Here are some of the key benefits of HSAs.

Tax Savings

HSAs offer three distinct tax benefits. First, HSA contributions are tax-deductible off of gross income, or are pre-tax if made through a payroll deduction. Second, they grow tax-deferred. Third, withdrawals are tax-free if used for qualified medical expenses. These include most services performed by licensed health care providers, as well as prescription drugs and diagnostic devices. They can be used to help with the cost of deductibles, copayments and coinsurance on a high-deductible plan.

Flexible, Portable, Employee-Owned

An HSA is owned and controlled by the individual, rather than their employer or insurance company. This applies even if the account was opened through an employer-sponsored program, or if the employer chooses to contribute to the account.

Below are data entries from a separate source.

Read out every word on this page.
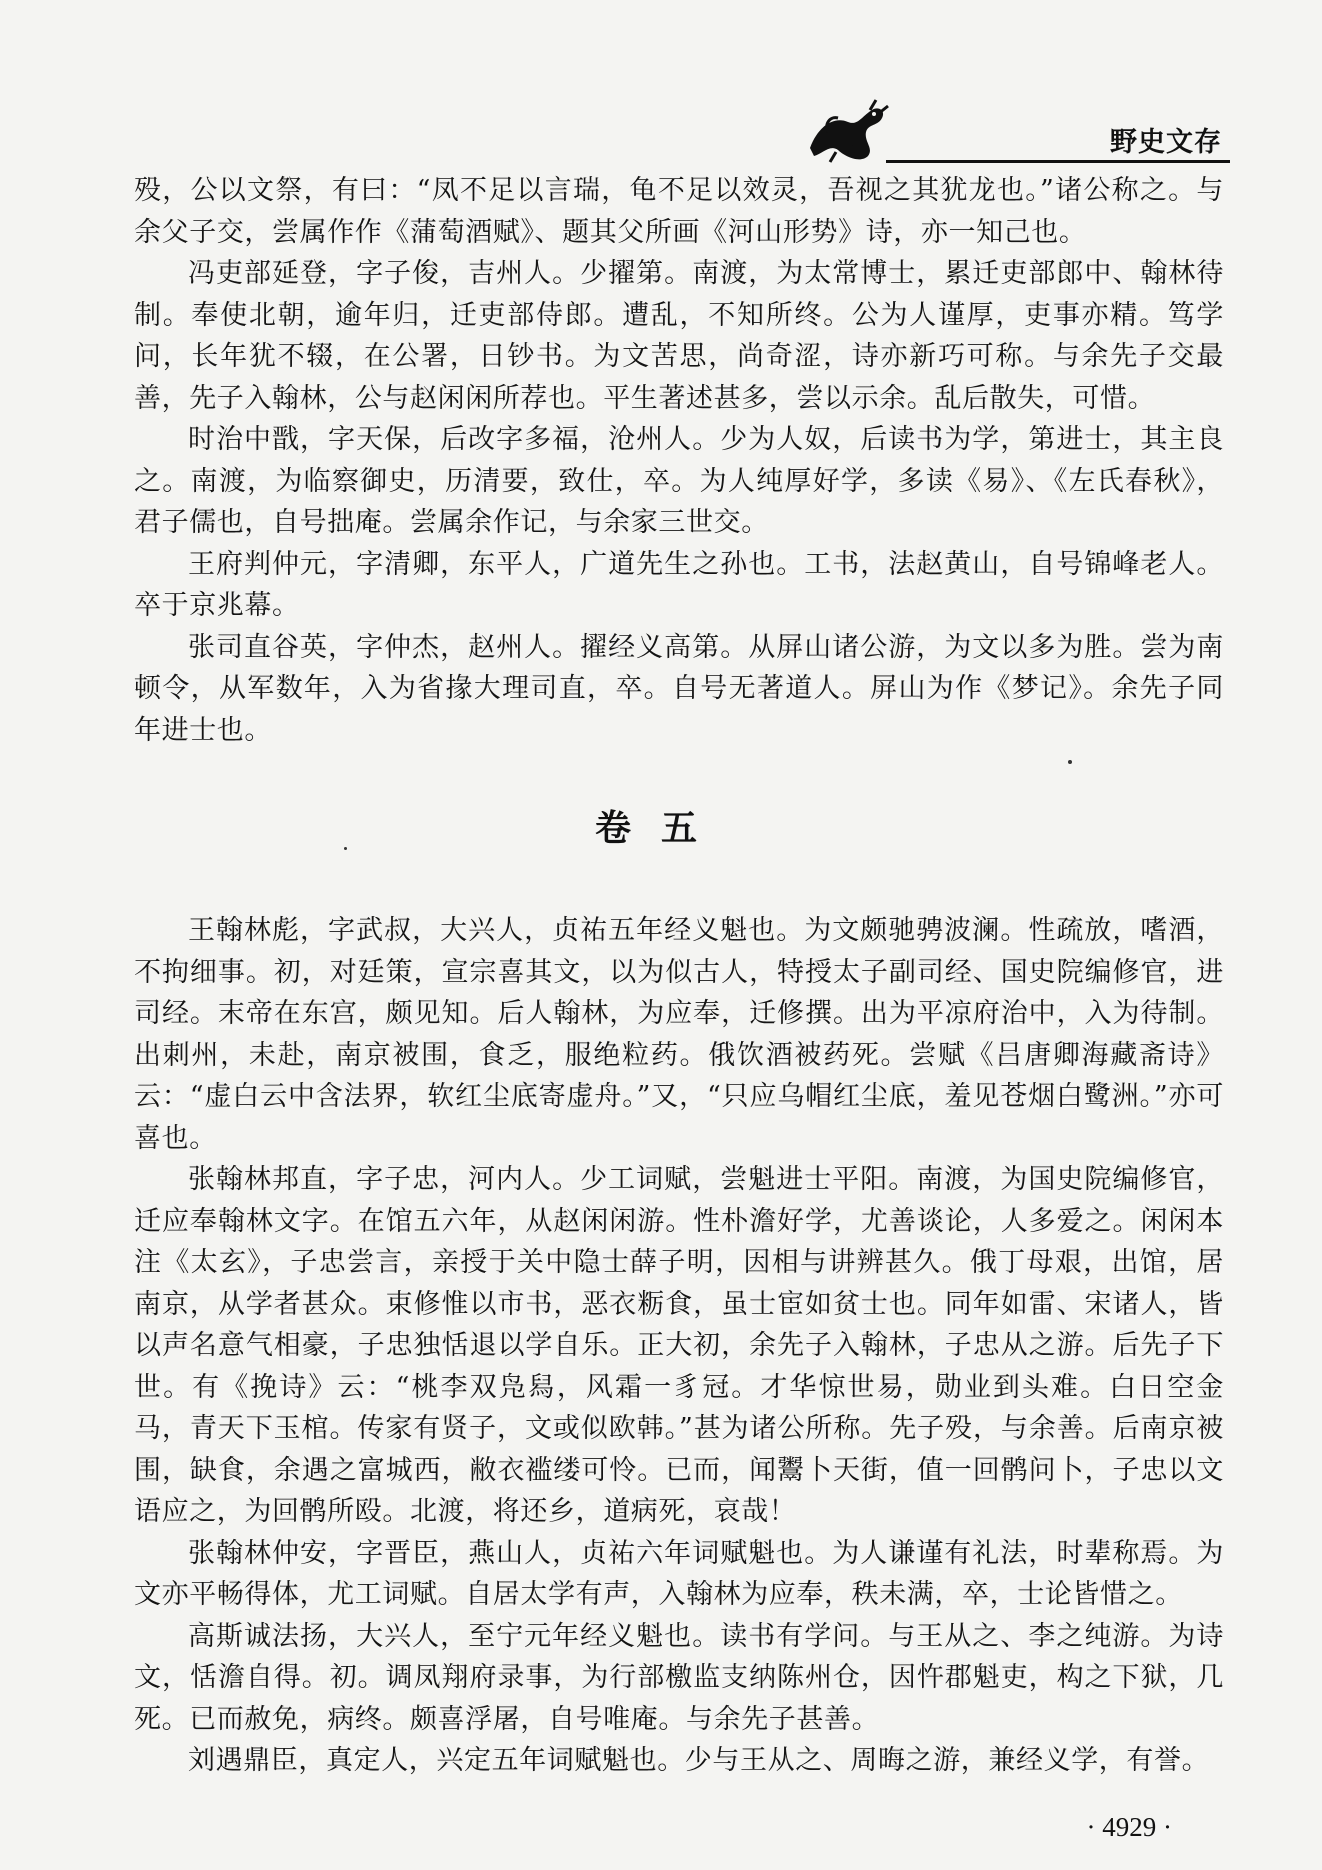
野史文存

殁，公以文祭，有曰：“凤不足以言瑞，龟不足以效灵，吾视之其犹龙也。”诸公称之。与余父子交，尝属作作《蒲萄酒赋》、题其父所画《河山形势》诗，亦一知己也。

冯吏部延登，字子俊，吉州人。少擢第。南渡，为太常博士，累迁吏部郎中、翰林待制。奉使北朝，逾年归，迁吏部侍郎。遭乱，不知所终。公为人谨厚，吏事亦精。笃学问，长年犹不辍，在公署，日钞书。为文苦思，尚奇涩，诗亦新巧可称。与余先子交最善，先子入翰林，公与赵闲闲所荐也。平生著述甚多，尝以示余。乱后散失，可惜。

时治中戬，字天保，后改字多福，沧州人。少为人奴，后读书为学，第进士，其主良之。南渡，为临察御史，历清要，致仕，卒。为人纯厚好学，多读《易》、《左氏春秋》，君子儒也，自号拙庵。尝属余作记，与余家三世交。

王府判仲元，字清卿，东平人，广道先生之孙也。工书，法赵黄山，自号锦峰老人。卒于京兆幕。

张司直谷英，字仲杰，赵州人。擢经义高第。从屏山诸公游，为文以多为胜。尝为南顿令，从军数年，入为省掾大理司直，卒。自号无著道人。屏山为作《梦记》。余先子同年进士也。

卷五

王翰林彪，字武叔，大兴人，贞祐五年经义魁也。为文颇驰骋波澜。性疏放，嗜酒，不拘细事。初，对廷策，宣宗喜其文，以为似古人，特授太子副司经、国史院编修官，进司经。末帝在东宫，颇见知。后人翰林，为应奉，迁修撰。出为平凉府治中，入为待制。出刺州，未赴，南京被围，食乏，服绝粒药。俄饮酒被药死。尝赋《吕唐卿海藏斋诗》云：“虚白云中含法界，软红尘底寄虚舟。”又，“只应乌帽红尘底，羞见苍烟白鹭洲。”亦可喜也。

张翰林邦直，字子忠，河内人。少工词赋，尝魁进士平阳。南渡，为国史院编修官，迁应奉翰林文字。在馆五六年，从赵闲闲游。性朴澹好学，尤善谈论，人多爱之。闲闲本注《太玄》，子忠尝言，亲授于关中隐士薛子明，因相与讲辨甚久。俄丁母艰，出馆，居南京，从学者甚众。束修惟以市书，恶衣粝食，虽士宦如贫士也。同年如雷、宋诸人，皆以声名意气相豪，子忠独恬退以学自乐。正大初，余先子入翰林，子忠从之游。后先子下世。有《挽诗》云：“桃李双凫舄，风霜一豸冠。才华惊世易，勋业到头难。白日空金马，青天下玉棺。传家有贤子，文或似欧韩。”甚为诸公所称。先子殁，与余善。后南京被围，缺食，余遇之富城西，敝衣褴缕可怜。已而，闻鬻卜天街，值一回鹘问卜，子忠以文语应之，为回鹘所殴。北渡，将还乡，道病死，哀哉！

张翰林仲安，字晋臣，燕山人，贞祐六年词赋魁也。为人谦谨有礼法，时辈称焉。为文亦平畅得体，尤工词赋。自居太学有声，入翰林为应奉，秩未满，卒，士论皆惜之。

高斯诚法扬，大兴人，至宁元年经义魁也。读书有学问。与王从之、李之纯游。为诗文，恬澹自得。初。调凤翔府录事，为行部檄监支纳陈州仓，因忤郡魁吏，构之下狱，几死。已而赦免，病终。颇喜浮屠，自号唯庵。与余先子甚善。

刘遇鼎臣，真定人，兴定五年词赋魁也。少与王从之、周晦之游，兼经义学，有誉。

· 4929 ·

Accounts are held with a custodian or trustee, which could be a bank, credit union, insurance company or brokerage firm.

No Limit on Carry-Overs

The money in an HSA rolls over year after year with no limit on carry-overs. This differs from health care flexible spending accounts, which may limit a maximum year-to-year carry-over of $500. There is no fear of “using it or losing it.”

Can Be Used for Long-Term Retirement Planning

An HSA can be used to pay for current health care expenses, but can also be a smart long-term investing strategy—especially for healthy individuals with few out-of-pocket medical costs. The money can be grown tax-free in anticipation of higher medical expenses later on, like during retirement.

Before age 65, account owners must pay a 20 percent penalty in addition to income tax on withdrawals not used for qualified medical expenses. But starting at age 65, withdrawals are not subject to the penalty for any reason, and they still remain tax-free if used for qualified medical expenses.

With so many tax benefits, HSAs do have contribution limits. In 2016, an individual may contribute up to $3,350; for a family, that amount is $6,750. Individuals over age 55 may add another $1,000 per year as a catch-up contribution.